At least, that’s the picture I got this past Sunday.
My mum had come to visit me and to make her comfortable, I had rented a car to chauffeur her with.
She has developed back problems so matatus are a huge inconvenience for her.
On Sunday, she said she wanted to leave so I dropped her in town where my brother picked her and took her home. I had initially wanted to return the car immediately but the devil told me to drive back to the hood and relax first. I did exactly that and on the way to my house, I stopped outside a fast food joint to get some lunch.
I parked the car and walked to an M-Pesa stall that was just next to the food joint to withdraw some cash first. I found the attendant doing her nails.
“Naeza toa 2k?” I asked.
“Uko na ID?”she responded, without looking at me.
I checked my wallet for my ID but surprisingly it wasn’t there. I was sure I had put it there when I left the house.
“Sina ID. Nimeisahau. But nitakwambia ID number,” I told her.
“Hapana. Enda ukuje na ID,” she responded.

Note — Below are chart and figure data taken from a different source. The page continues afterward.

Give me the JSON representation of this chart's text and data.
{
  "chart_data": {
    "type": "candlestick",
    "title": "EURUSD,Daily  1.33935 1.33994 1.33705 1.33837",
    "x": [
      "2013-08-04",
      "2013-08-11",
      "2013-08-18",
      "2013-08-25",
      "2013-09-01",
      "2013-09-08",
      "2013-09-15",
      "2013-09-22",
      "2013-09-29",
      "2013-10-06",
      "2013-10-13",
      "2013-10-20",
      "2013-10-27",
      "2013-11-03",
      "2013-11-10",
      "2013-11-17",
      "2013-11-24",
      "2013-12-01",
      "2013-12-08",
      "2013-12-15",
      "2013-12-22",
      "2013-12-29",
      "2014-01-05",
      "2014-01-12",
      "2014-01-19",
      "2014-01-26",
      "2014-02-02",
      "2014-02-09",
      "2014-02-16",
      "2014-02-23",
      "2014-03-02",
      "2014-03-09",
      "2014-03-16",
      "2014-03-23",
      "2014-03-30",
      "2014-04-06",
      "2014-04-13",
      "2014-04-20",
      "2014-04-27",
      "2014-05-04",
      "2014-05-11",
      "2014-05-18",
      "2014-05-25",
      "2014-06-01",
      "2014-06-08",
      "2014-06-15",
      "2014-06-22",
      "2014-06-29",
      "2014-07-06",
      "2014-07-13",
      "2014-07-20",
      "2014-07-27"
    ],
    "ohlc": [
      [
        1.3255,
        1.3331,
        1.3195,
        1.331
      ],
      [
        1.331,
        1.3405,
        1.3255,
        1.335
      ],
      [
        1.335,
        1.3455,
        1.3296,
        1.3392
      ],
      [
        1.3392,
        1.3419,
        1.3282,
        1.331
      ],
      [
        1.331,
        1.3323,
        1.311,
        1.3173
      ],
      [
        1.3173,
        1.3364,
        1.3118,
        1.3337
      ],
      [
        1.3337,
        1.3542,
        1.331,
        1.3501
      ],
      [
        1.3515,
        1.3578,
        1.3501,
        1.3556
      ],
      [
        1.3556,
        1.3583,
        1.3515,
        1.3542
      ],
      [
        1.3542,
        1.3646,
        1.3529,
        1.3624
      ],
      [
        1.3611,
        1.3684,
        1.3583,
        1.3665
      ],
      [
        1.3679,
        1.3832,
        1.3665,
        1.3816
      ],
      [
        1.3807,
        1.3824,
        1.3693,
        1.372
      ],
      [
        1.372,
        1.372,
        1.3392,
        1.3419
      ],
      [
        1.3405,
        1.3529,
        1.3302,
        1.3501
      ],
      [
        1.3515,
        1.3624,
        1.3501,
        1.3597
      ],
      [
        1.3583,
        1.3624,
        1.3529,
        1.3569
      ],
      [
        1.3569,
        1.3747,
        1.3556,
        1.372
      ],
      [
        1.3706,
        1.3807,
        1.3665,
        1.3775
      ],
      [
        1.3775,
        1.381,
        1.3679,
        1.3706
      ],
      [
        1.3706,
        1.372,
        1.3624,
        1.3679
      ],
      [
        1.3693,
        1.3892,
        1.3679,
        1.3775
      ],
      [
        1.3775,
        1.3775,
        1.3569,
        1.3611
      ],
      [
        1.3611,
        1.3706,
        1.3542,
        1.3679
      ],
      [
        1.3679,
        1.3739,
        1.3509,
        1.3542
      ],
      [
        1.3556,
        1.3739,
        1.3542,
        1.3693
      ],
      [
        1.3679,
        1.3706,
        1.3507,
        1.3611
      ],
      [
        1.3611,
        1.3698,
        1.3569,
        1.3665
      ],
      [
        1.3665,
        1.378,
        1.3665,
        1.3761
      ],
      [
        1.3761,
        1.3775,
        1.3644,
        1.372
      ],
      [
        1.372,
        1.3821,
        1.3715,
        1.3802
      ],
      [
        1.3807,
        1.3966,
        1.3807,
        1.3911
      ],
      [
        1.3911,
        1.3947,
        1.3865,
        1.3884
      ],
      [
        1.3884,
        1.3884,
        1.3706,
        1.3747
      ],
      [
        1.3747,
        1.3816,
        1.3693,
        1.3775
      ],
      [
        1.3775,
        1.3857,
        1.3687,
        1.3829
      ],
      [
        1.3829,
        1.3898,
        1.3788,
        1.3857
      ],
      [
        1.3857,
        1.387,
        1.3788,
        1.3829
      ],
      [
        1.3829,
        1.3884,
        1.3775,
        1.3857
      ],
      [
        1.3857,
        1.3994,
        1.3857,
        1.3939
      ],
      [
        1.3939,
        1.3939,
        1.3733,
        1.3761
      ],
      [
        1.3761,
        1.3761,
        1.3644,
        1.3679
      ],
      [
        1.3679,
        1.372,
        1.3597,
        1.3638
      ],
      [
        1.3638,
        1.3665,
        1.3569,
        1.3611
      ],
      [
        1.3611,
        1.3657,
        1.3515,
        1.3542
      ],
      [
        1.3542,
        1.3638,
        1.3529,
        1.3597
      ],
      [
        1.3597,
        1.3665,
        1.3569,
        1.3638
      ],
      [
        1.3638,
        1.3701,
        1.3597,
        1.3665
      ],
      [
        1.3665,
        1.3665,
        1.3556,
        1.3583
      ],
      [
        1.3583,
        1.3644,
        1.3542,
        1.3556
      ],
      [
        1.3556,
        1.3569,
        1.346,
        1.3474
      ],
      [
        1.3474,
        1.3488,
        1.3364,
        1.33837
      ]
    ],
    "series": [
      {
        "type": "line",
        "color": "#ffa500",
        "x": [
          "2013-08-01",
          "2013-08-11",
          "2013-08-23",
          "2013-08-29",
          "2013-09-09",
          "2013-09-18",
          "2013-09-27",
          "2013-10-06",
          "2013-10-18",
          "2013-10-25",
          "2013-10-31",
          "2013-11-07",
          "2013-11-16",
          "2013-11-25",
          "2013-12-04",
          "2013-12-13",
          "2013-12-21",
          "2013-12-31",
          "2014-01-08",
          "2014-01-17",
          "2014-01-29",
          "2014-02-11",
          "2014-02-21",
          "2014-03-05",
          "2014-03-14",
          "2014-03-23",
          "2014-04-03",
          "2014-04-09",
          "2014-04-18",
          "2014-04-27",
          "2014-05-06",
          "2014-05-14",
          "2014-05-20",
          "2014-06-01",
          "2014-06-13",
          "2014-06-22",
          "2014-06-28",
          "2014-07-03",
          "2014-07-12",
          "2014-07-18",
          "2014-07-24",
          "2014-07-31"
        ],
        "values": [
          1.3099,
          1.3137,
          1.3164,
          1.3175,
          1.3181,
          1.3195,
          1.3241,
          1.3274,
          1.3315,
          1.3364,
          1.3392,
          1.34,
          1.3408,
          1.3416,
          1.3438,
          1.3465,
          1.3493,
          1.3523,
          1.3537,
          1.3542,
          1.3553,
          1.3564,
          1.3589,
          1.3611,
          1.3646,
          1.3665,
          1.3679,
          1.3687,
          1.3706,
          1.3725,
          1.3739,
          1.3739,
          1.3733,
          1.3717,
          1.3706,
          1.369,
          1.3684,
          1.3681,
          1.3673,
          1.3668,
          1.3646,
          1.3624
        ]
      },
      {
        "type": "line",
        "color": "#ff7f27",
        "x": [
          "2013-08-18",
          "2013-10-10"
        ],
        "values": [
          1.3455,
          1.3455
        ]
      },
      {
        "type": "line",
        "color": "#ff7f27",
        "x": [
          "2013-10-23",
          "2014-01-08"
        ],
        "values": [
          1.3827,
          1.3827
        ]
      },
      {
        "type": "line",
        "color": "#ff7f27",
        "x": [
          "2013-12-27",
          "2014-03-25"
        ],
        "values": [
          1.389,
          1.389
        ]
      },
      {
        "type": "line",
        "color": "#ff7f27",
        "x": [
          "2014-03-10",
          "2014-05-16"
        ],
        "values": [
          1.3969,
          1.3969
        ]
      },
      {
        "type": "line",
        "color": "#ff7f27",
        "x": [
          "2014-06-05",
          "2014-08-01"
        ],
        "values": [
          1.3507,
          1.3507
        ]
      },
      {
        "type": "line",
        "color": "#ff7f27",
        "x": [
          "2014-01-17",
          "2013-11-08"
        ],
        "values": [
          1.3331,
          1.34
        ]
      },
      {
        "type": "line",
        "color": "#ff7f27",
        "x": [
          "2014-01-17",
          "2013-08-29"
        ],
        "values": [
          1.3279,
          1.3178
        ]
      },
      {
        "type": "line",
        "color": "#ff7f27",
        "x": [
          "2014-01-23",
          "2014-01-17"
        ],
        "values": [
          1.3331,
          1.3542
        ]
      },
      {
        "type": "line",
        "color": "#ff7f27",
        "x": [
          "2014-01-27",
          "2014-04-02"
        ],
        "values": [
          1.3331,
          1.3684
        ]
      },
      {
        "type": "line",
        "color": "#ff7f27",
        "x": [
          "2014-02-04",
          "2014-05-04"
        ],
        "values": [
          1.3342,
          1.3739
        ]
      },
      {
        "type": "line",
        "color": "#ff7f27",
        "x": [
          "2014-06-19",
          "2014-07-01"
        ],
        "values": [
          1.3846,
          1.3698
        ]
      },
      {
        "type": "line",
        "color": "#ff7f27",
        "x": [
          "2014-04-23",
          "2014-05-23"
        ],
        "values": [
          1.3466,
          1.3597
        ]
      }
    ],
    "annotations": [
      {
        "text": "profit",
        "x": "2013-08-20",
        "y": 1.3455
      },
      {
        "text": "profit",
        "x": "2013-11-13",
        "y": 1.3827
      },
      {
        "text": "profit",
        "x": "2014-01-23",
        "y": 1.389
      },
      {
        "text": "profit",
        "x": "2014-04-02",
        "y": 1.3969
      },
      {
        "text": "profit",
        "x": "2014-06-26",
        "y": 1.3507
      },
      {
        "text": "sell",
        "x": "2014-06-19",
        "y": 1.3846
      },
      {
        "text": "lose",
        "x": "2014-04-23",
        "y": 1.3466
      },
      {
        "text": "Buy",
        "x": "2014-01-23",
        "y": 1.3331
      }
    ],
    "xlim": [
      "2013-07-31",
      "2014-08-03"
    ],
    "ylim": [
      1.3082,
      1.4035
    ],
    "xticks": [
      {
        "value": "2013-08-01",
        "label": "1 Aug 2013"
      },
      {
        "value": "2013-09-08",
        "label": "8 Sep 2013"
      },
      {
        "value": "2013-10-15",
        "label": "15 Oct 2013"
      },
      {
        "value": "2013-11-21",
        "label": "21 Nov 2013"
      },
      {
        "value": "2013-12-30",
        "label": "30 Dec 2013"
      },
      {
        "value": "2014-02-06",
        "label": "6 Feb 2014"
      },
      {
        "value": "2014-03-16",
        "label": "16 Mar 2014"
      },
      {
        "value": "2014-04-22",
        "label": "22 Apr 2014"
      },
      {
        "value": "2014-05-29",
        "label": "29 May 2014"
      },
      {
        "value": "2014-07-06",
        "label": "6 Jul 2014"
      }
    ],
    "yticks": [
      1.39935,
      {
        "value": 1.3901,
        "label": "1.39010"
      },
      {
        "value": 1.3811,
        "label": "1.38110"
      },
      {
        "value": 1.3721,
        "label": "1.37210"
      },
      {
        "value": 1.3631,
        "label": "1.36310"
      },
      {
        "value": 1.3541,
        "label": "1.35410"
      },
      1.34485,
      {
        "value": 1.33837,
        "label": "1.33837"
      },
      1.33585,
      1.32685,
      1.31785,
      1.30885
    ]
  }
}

All this time, she hadn’t looked at me even once. I checked my wallet again but the ID was nowhere to be seen. I started getting worried. I always fear losing my ID or any other important national documents because I hate going to government offices.
All my experiences in government offices and institutions have never been pleasant.
I recall how a lady at Nyayo House talked to me very rudely when I was trying to get a passport a few years back. I told her to style up and in return, she refused to serve me.
I am a calm guy but I don’t like being pushed or disrespected so I refused to step away from the counter. This led to a standoff.
The security guards were called to escort me away but I was as immovable as the rock of Lwanda Magere.
More security guards came over and upon realising that I would be the loser in the end, I came up with the bossy lie - “Mnajua uncle yangu ni nani hii Kenya? Mnanijua kweli?”
I acted like my uncle was a big fish. I picked up the phone and pretended to call him. All of a sudden, everyone became humble and they all urged me not to take any excessive action.